Une dizaine d’années, à mendier

Je ne l’ai pas bien vue, je n’étais pas sûre que ce soit elle, mais ma première réaction a été de lever ma main vers mon visage pour me « gratter la tête », ou plutôt pour me cacher, et détourner le regard.

Quelques mètres plus loin, cette situation est devenue aussi absurde qu’intenable. Je me suis arrêtée, et j’ai passé plusieurs cigarettes à me demander que faire. Sans avoir la moindre réponse. J’ai appelé l’amie chez laquelle j’étais quelques instants plus tôt. Elle n’a pas répondu. Je me suis dit que j’allais retourner voir la jeune fille, et l’emmener avec moi pour boire un thé. Puis j’ai réalisé que cela ne serait probablement pas possible. Elle risquait de se braquer contre moi, ou de le raconter à ses parents qui ne voudraient alors plus que je vienne passer du temps avec elle le mercredi après-midi, et que cela n’améliorerait pas la situation. Je me suis alors dit que j’allais lui donner assez d’argent pour qu’elle puisse rentrer chez elle. Non, cela n’allait rien changer non plus. Alors pourquoi ne pas s’asseoir et attendre avec elle, pour que le moment lui paraisse plus supportable ? Non plus. Cela lui ferait croire qu’il est normal pour une petite fille d’une dizaine d’années de passer sa journée dans la rue à attendre qu’on lui donne les dix centimes de monnaie qu’il nous reste du pain au chocolat que l’on a acheté à la boulangerie d’en face…
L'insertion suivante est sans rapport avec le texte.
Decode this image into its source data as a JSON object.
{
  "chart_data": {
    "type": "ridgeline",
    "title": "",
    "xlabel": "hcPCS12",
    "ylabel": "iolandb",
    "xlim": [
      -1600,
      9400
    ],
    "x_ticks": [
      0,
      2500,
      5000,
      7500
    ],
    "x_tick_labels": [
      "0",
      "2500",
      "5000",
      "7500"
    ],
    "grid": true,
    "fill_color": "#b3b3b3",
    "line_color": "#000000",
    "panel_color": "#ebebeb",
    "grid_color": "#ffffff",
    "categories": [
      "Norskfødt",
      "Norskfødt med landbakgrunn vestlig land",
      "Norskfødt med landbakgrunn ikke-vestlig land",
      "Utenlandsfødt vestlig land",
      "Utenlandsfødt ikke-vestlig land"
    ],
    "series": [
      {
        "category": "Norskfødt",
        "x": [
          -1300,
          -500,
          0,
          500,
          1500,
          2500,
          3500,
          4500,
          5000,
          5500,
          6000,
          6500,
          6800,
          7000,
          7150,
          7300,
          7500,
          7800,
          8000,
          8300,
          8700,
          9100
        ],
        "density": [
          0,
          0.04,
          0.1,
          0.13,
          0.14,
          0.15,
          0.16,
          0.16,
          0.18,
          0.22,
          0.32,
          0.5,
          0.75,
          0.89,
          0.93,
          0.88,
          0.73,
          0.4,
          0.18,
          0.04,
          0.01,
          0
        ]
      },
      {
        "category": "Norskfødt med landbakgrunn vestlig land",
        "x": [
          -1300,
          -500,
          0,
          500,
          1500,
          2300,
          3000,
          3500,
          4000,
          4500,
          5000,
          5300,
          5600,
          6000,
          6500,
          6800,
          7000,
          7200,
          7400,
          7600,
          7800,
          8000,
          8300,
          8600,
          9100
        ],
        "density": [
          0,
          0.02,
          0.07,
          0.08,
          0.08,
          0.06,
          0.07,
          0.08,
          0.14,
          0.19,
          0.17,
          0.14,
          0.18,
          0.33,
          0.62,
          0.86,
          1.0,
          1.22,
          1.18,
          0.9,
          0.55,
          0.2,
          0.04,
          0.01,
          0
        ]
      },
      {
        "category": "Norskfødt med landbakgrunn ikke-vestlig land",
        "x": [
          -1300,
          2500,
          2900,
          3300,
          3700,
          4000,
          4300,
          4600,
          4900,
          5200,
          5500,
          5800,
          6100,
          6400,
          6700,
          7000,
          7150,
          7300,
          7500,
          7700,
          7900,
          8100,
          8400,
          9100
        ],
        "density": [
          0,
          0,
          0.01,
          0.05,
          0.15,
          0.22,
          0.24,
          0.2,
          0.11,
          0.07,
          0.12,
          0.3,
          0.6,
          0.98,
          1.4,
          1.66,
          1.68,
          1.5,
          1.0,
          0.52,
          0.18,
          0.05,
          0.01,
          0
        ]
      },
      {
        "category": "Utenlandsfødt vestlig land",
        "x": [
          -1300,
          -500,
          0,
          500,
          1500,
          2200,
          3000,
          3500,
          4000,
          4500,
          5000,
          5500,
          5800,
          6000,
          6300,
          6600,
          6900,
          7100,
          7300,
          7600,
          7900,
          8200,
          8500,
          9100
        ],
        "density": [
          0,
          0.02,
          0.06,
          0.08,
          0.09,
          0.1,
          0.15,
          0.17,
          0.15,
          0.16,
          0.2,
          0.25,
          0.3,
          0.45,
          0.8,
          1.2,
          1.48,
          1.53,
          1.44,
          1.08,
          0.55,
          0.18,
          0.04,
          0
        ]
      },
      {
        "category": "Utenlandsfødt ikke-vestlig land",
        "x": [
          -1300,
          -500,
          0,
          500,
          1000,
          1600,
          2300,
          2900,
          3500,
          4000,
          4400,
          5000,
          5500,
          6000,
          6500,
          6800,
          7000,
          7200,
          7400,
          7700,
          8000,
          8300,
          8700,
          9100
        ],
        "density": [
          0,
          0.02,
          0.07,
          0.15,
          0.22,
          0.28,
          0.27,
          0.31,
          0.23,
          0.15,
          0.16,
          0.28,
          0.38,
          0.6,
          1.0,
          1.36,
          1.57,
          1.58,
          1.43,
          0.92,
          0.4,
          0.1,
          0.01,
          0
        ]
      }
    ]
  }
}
Finalement, je suis partie, pleine de culpabilité, de tristesse, d’indignation, mais surtout désœuvrée.

Que faire ?

En arrivant au café, j’ai tout de suite expliquée à l’amie que je rejoignais ce qui venait de se produire. « Tu veux qu’on y retourne tout de suite ?! » Je lui ai expliqué tout ce à quoi j’avais réfléchi, en lui disant qu’on ne pourrait probablement rien faire pour le moment. Culpabilité à nouveau. Alors, notre égoïsme prenant le dessus, nous avons profité du moment, profité de toute la soirée, sans plus y penser.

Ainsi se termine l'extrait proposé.